W ostatnim dniu lutego Główny Urząd Statystyczny podał, że PKB Polski w IV kw. 2022 r. zwiększył się o 2 proc. w ujęciu rocznym. Z kolei w ujęciu kwartalnym polska gospodarka skurczyła się o 2,4 proc.
Dodajmy, że już w lutym, komentując dane GUS, eksperci sugerowali początek "recesji konsumenckiej" w Polsce.
"W IV kw. 2022 r. zaczęła się w Polsce recesja konsumencka - spożycie gospodarstw domowych obniżyło się o 1,5 proc. r/r, po raz pierwszy od pandemii. Wartość dodana w handlu spadła o 2,5 proc. r/r, a buforem dla niższych wydatków na towary był utrzymujący się popyt na usługi konsumenckie. Spadek konsumpcji jest konsekwencją erozji realnej siły nabywczej dochodów- w II połowie 2022 r. ich wzrost nie nadążał za inflacją" - stwierdzono w komentarzu banku PKO BP do publikowanych w lutym danych GUS.
W niedawnej prognozie Bank Światowy podtrzymał prognozę wzrostu gospodarczego Polski w 2023 r. na poziomie 0,7 proc.

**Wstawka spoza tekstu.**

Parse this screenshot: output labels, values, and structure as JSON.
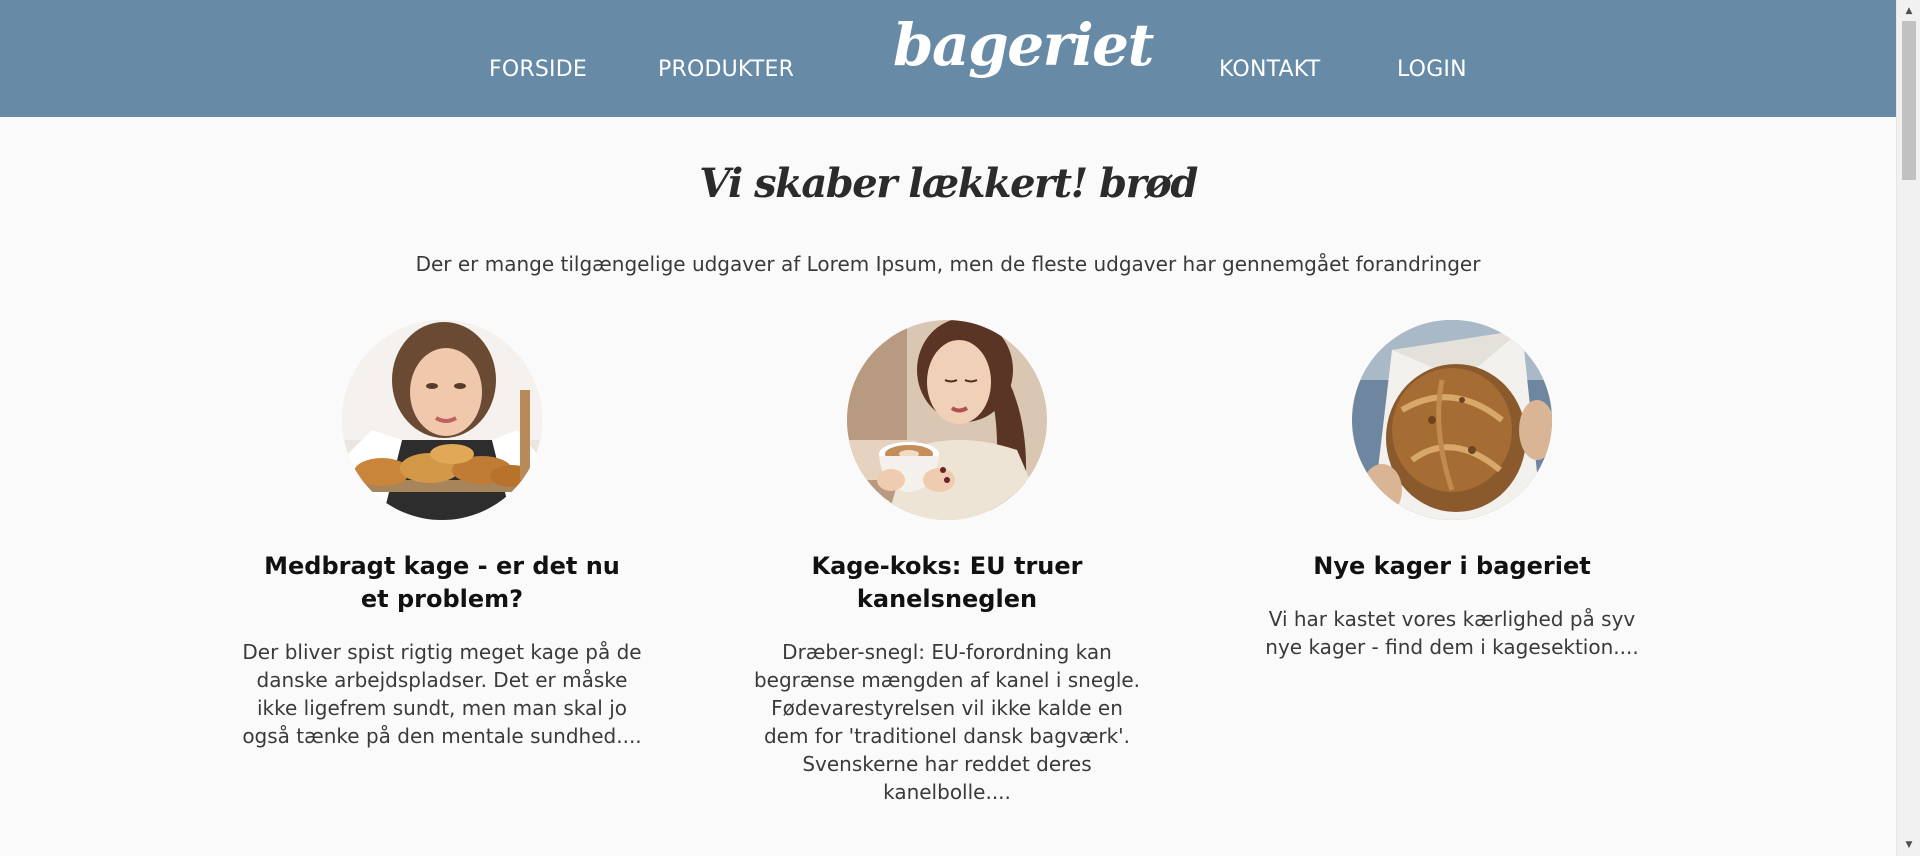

"W 2024 r. wzrost PKB Polski może przyspieszyć do 2,6 proc., dzięki odbiciu konsumpcji prywatnej i inwestycji, a także wyższym wydatkom publicznym" - napisano w raporcie BŚ. Zdaniem ekspertów Banku Światowego, "wyższe ceny energii i żywności będą nadal hamować popyt gospodarstw domowych", szczególnie uderzając w słabiej uposażonych. Ci ostatni blisko połowę swoich miesięcznych wydatków przeznaczają na żywność i energię, która drożeje najszybciej.
MFW nie ma także dobrych wieści dla globalnej gospodarki - fundusz obniżył prognozy wzrostu światowego PKB na 2023 r. do 2,8 proc., a na 2024 r. do 3 proc.
Wcześniej (w marcu) Fitch obniżył prognozę dynamiki PKB Polski w 2023 r. do 0,7 proc. z 1,1 proc. "Popyt wewnętrzny prawdopodobnie okaże się słaby. Wysoka inflacja zjada realne dochodowy i obniża konsumpcję - tłumaczyli analitycy.